勝手にそう決め付けた私は、その格好でキッチンに立った。


「何か……幸せな夢を見た気がしたんだけどなぁ。何だっけ?」


ま、良いか……。

それより、何を作ろうかなぁ?


冷蔵庫の中には、昨日の材料の残りとケーキが入っている。

ケーキは、食後に食べるとして……。

ローストチキンかぁ……。


「よし、決めた!」


私はローストチキンの身の部分を骨から外し、骨を大きな鍋に入れる。

水からコトコトと煮れば、スープの出汁になる筈。

そして外した身の部分を細かく切る。

同じく、彩りも含めた野菜を同じ大きさに細かく切る。

それをフライパンで炒め、軽く胡椒をふった。

ローストチキンに味が付いているので、塩は少々……もしくは旨味調味料だけかな。

炒めたそれらを、お皿に敷いた1枚のレタスの上に乗せた。


次に……昨日作った食パンを何枚か切っておく。

後は食べる人が、食べたい分トーストすれば大丈夫。

そして、さっき出汁をとっておいた鍋から骨を出して味を整えて……切っておいたセロリや薄く切った生姜と他の野菜を投入。

そこに塩と胡椒、旨味調味料を入れる。

最後にといた卵を入れて……味見をして終わり。


「出来た」


簡単だけど、朝だし……ってもうお昼だけど、サッと食べられるものにしてみました。

後はテーブルにメモを書いて置いておけば、誰が起きてきても分かるしね。

スープも温めるだけだし、簡単よね?



「あっ、由樹ちゃん起きてたんだ」

「はい。
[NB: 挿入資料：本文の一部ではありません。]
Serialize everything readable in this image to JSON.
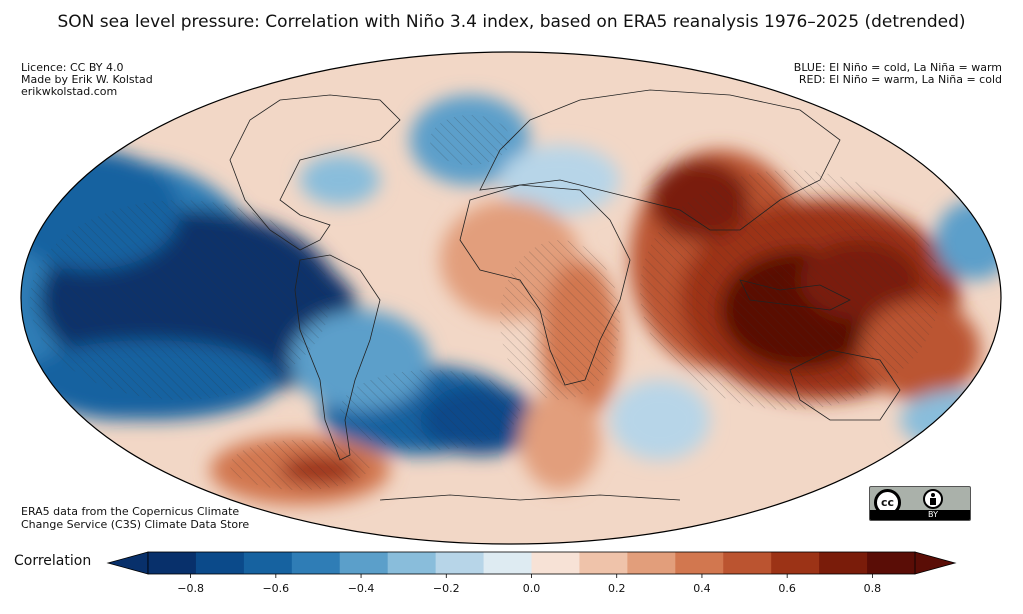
{
  "title": "SON sea level pressure: Correlation with Niño 3.4 index, based on ERA5 reanalysis 1976–2025 (detrended)",
  "credits": [
    "Licence: CC BY 4.0",
    "Made by Erik W. Kolstad",
    "erikwkolstad.com"
  ],
  "legend_note": [
    "BLUE: El Niño = cold, La Niña = warm",
    "RED: El Niño = warm, La Niña = cold"
  ],
  "source": [
    "ERA5 data from the Copernicus Climate",
    "Change Service (C3S) Climate Data Store"
  ],
  "badge": {
    "cc": "cc",
    "by": "BY"
  },
  "colorbar": {
    "label": "Correlation",
    "ticks": [
      "−0.8",
      "−0.6",
      "−0.4",
      "−0.2",
      "0.0",
      "0.2",
      "0.4",
      "0.6",
      "0.8"
    ],
    "tick_values": [
      -0.8,
      -0.6,
      -0.4,
      -0.2,
      0.0,
      0.2,
      0.4,
      0.6,
      0.8
    ],
    "range": [
      -0.9,
      0.9
    ],
    "colors": [
      "#08306b",
      "#0b4a8a",
      "#1662a0",
      "#2f7db6",
      "#5b9fca",
      "#89bddb",
      "#b7d5e8",
      "#deebf2",
      "#f7e2d6",
      "#efc3aa",
      "#e29e7b",
      "#d2774f",
      "#bb5430",
      "#9c3316",
      "#7a1c0a",
      "#5a0d06"
    ]
  }
}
光さん、おはようございます。随分早いですね?」


寝癖でボサボサ頭の光さんが、ラフな格好で部屋から出てきました。

これは、いつもの事ですけどね。


「うん、あまり食べないで寝ちゃったからさ、凄くお腹が空いちゃって……。そうしたら、何だか良い匂いもしきてさ。それで起きちゃった」

「そうなんですか?ちょうど出来上がりましたし、良かったら一緒に遅い朝食を取りませんか?」


出来立ての方が美味しいし、一人で食べるより二人で食べる方が美味さが違いますもんね。



「うわぁ~、ラッキー!由樹ちゃんと二人きりで食事が出来るんだ~」


光さん……その発言は、彼女の瞳ちゃんに聞かれると、誤解を招きかねないので気を付けましょう……。


「おぉ~!美味しそうだね~。これがクリスマスの材料だったなんて思えないよ!凄いね~」

「あはは……。光さん、簡単に作ったものなので、そんな凄くはないですよ?」


それにあまり大声出すと、皆さん起きちゃいますしね。